Can Insurance Survive the Rise of Secondary Climate Perils?

Can Insurance Survive the Rise of Secondary Climate Perils?

Simon Glairy is at the forefront of a paradigm shift in how the global financial markets perceive and price climate risk. As a recognized authority in Insurtech and AI-driven risk assessment, Glairy has spent his career dissecting the structural failures of traditional insurance models that were designed for a world that no longer exists. His expertise lies in bridging the gap between historical actuarial science and the real-time, data-heavy demands of a volatile climate. In this discussion, we explore the erosion of traditional capital structures, the alarming expansion of the global protection gap, and why the industry must pivot from historical retrospection to high-resolution, predictive earth observation.

The following conversation examines the rising dominance of secondary perils over major catastrophes and the technical limitations of legacy modeling. It delves into the practicalities of building new risk assessment frameworks from scratch and why the next generation of insurance leaders will look more like data scientists than traditional underwriters.

Annual insured losses from events like severe convective storms and hail have recently approached $100 billion, consistently outpacing major hurricanes. Why are these frequent events now driving the global loss baseline, and how does this shift fundamentally alter the way we must approach capital structures?

For decades, the insurance industry was essentially obsessed with the “monster storm”—the Category 5 hurricane or the massive earthquake that happens once a generation. However, in 2025, we saw a staggering $98 billion in insured losses coming strictly from non-peak perils like hail, flooding, and wildfires. This represented the vast majority of the $108 billion in total natural catastrophe losses for that year, proving that the cumulative weight of frequent events is now a heavier burden than the singular, headline-grabbing disasters. This shift forces us to rethink capital structures because you can no longer build a stable portfolio by just hedging against a single 1-in-100-year event. We have to move toward a framework that accounts for this “new baseline” of volatility, where the aggregate loss from smaller, localized storms can bankrupt a carrier just as easily as a major hurricane.

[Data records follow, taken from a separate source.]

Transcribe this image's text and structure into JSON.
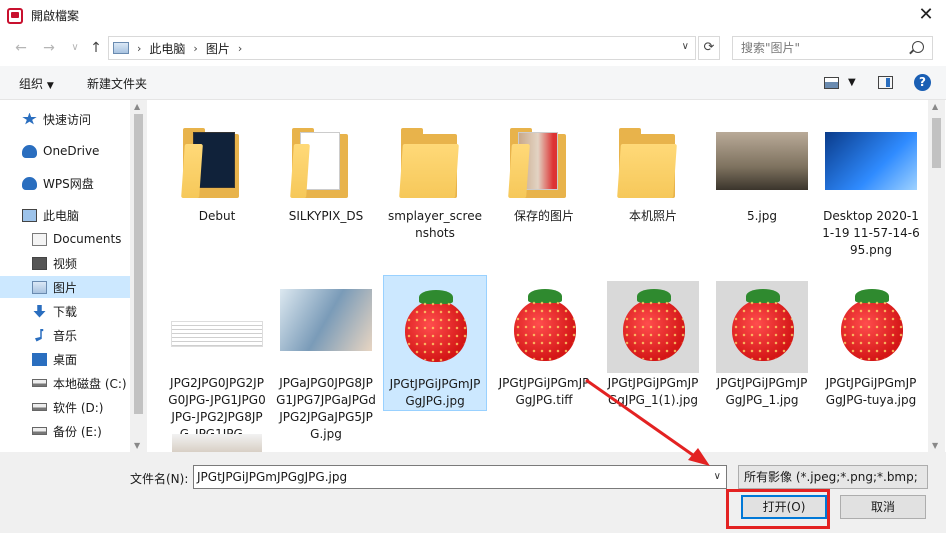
{
  "window": {
    "title": "開啟檔案",
    "close_label": "✕"
  },
  "nav": {
    "back": "←",
    "forward": "→",
    "recent": "∨",
    "up": "↑",
    "breadcrumbs": [
      "此电脑",
      "图片"
    ],
    "search_placeholder": "搜索\"图片\""
  },
  "toolbar": {
    "organize": "组织",
    "new_folder": "新建文件夹",
    "help": "?"
  },
  "sidebar": {
    "items": [
      {
        "label": "快速访问",
        "icon": "star-icon"
      },
      {
        "label": "OneDrive",
        "icon": "cloud-icon"
      },
      {
        "label": "WPS网盘",
        "icon": "cloud-icon"
      },
      {
        "label": "此电脑",
        "icon": "computer-icon"
      },
      {
        "label": "Documents",
        "icon": "document-icon"
      },
      {
        "label": "视频",
        "icon": "video-icon"
      },
      {
        "label": "图片",
        "icon": "picture-icon",
        "selected": true
      },
      {
        "label": "下载",
        "icon": "download-icon"
      },
      {
        "label": "音乐",
        "icon": "music-icon"
      },
      {
        "label": "桌面",
        "icon": "desktop-icon"
      },
      {
        "label": "本地磁盘 (C:)",
        "icon": "drive-icon"
      },
      {
        "label": "软件 (D:)",
        "icon": "drive-icon"
      },
      {
        "label": "备份 (E:)",
        "icon": "drive-icon"
      }
    ]
  },
  "files": [
    {
      "name": "Debut",
      "kind": "folder-dark"
    },
    {
      "name": "SILKYPIX_DS",
      "kind": "folder-paper"
    },
    {
      "name": "smplayer_screenshots",
      "kind": "folder"
    },
    {
      "name": "保存的图片",
      "kind": "folder-photo"
    },
    {
      "name": "本机照片",
      "kind": "folder"
    },
    {
      "name": "5.jpg",
      "kind": "photo-fog"
    },
    {
      "name": "Desktop 2020-11-19 11-57-14-695.png",
      "kind": "photo-desktop"
    },
    {
      "name": "JPG2JPG0JPG2JPG0JPG-JPG1JPG0JPG-JPG2JPG8JPG_JPG1JPG...",
      "kind": "doc"
    },
    {
      "name": "JPGaJPG0JPG8JPG1JPG7JPGaJPGdJPG2JPGaJPG5JPG.jpg",
      "kind": "photo-person"
    },
    {
      "name": "JPGtJPGiJPGmJPGgJPG.jpg",
      "kind": "strawberry",
      "selected": true
    },
    {
      "name": "JPGtJPGiJPGmJPGgJPG.tiff",
      "kind": "strawberry"
    },
    {
      "name": "JPGtJPGiJPGmJPGgJPG_1(1).jpg",
      "kind": "strawberry-gray"
    },
    {
      "name": "JPGtJPGiJPGmJPGgJPG_1.jpg",
      "kind": "strawberry-gray"
    },
    {
      "name": "JPGtJPGiJPGmJPGgJPG-tuya.jpg",
      "kind": "strawberry"
    }
  ],
  "bottom": {
    "filename_label": "文件名(N):",
    "filename_value": "JPGtJPGiJPGmJPGgJPG.jpg",
    "filter": "所有影像 (*.jpeg;*.png;*.bmp;",
    "open": "打开(O)",
    "cancel": "取消"
  }
}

Over half of all global economic losses from natural catastrophes currently go uninsured. What specific factors are causing this protection gap to widen even as technology advances, and what are the long-term financial consequences for property owners when traditional capacity pulls back from high-risk zones?

The reality is that nearly 57% of total economic losses—exceeding $181 billion in 2024—went uninsured, and that gap is widening because our industry is struggling to price the risks that are growing the fastest. When traditional insurers cannot accurately model a peril like a wildfire or a flash flood, they simply stop writing coverage in those areas to protect their own solvency. This creates a devastating ripple effect where a homeowner or a small business owner in California or the Midwest suddenly finds themselves holding all the risk on their own balance sheet. The financial consequences are visceral; when the 2025 Los Angeles wildfires caused $40 billion in insured losses, many property owners realized too late that their policies had hidden gaps or had been canceled entirely. Without a way to transfer this risk, these communities face a much slower recovery process, often taking months or years to rebuild what was lost in a single afternoon.

Legacy catastrophe models were originally built for peak perils with deep historical datasets, such as earthquakes. How do these technical limitations lead to a “dangerous feedback loop” in underwriting, and what are the specific challenges of modeling hyper-localized risks like soil moisture or fuel connectivity?

Legacy models are essentially looking in the rearview mirror, relying on decades of historical data that don’t reflect the current pace of climate change. This creates a dangerous feedback loop where an insurer can’t price a risk because they can’t model it, so they pull back, leaving the market underserved and underfunded. Modeling secondary perils is a different beast entirely because they are hyper-localized; you can’t just look at a general region and predict a wildfire’s behavior without understanding fuel connectivity or soil moisture levels. A house on one side of a ridge might be perfectly safe, while a house just 500 feet away is in a high-intensity fire path due to vegetation density. Traditional tools weren’t built to ingest this level of granular, non-linear data, which is why they failed so spectacularly during the $40 billion wildfire events in early 2025.

Integrating real-time satellite imagery and machine learning could potentially modernize risk assessment. What are the practical steps for building these models from scratch rather than patching legacy systems, and how do parametric structures help eliminate the delays typically found in traditional claims processes?

Building from scratch means we have to stop trying to “bolt on” climate data to old actuarial tables and instead start with the physical variables themselves. We need to ingest high-resolution terrain data, real-time satellite imagery, and vegetation mapping into machine learning models that can identify patterns no human actuary could see. This leads us directly to parametric insurance structures, which are a total game-changer because they pay out based on objective, measured triggers—like wind speed or flood depth—rather than a subjective loss adjustment. In a traditional system, a claimant might wait months for an adjuster to walk the property and verify damages, but with a parametric trigger, the payout can be initiated almost instantly. This speed is vital for recovery, ensuring that a farmer or business owner has the liquidity they need immediately after a $100-billion-loss year, rather than sinking into debt while waiting for paperwork to clear.

Modern underwriting now requires expertise in earth observation and data science rather than just traditional actuarial work. How should companies restructure their talent acquisition to better price risk at the individual parcel level, and what specific skill sets will define the industry’s leaders over the next decade?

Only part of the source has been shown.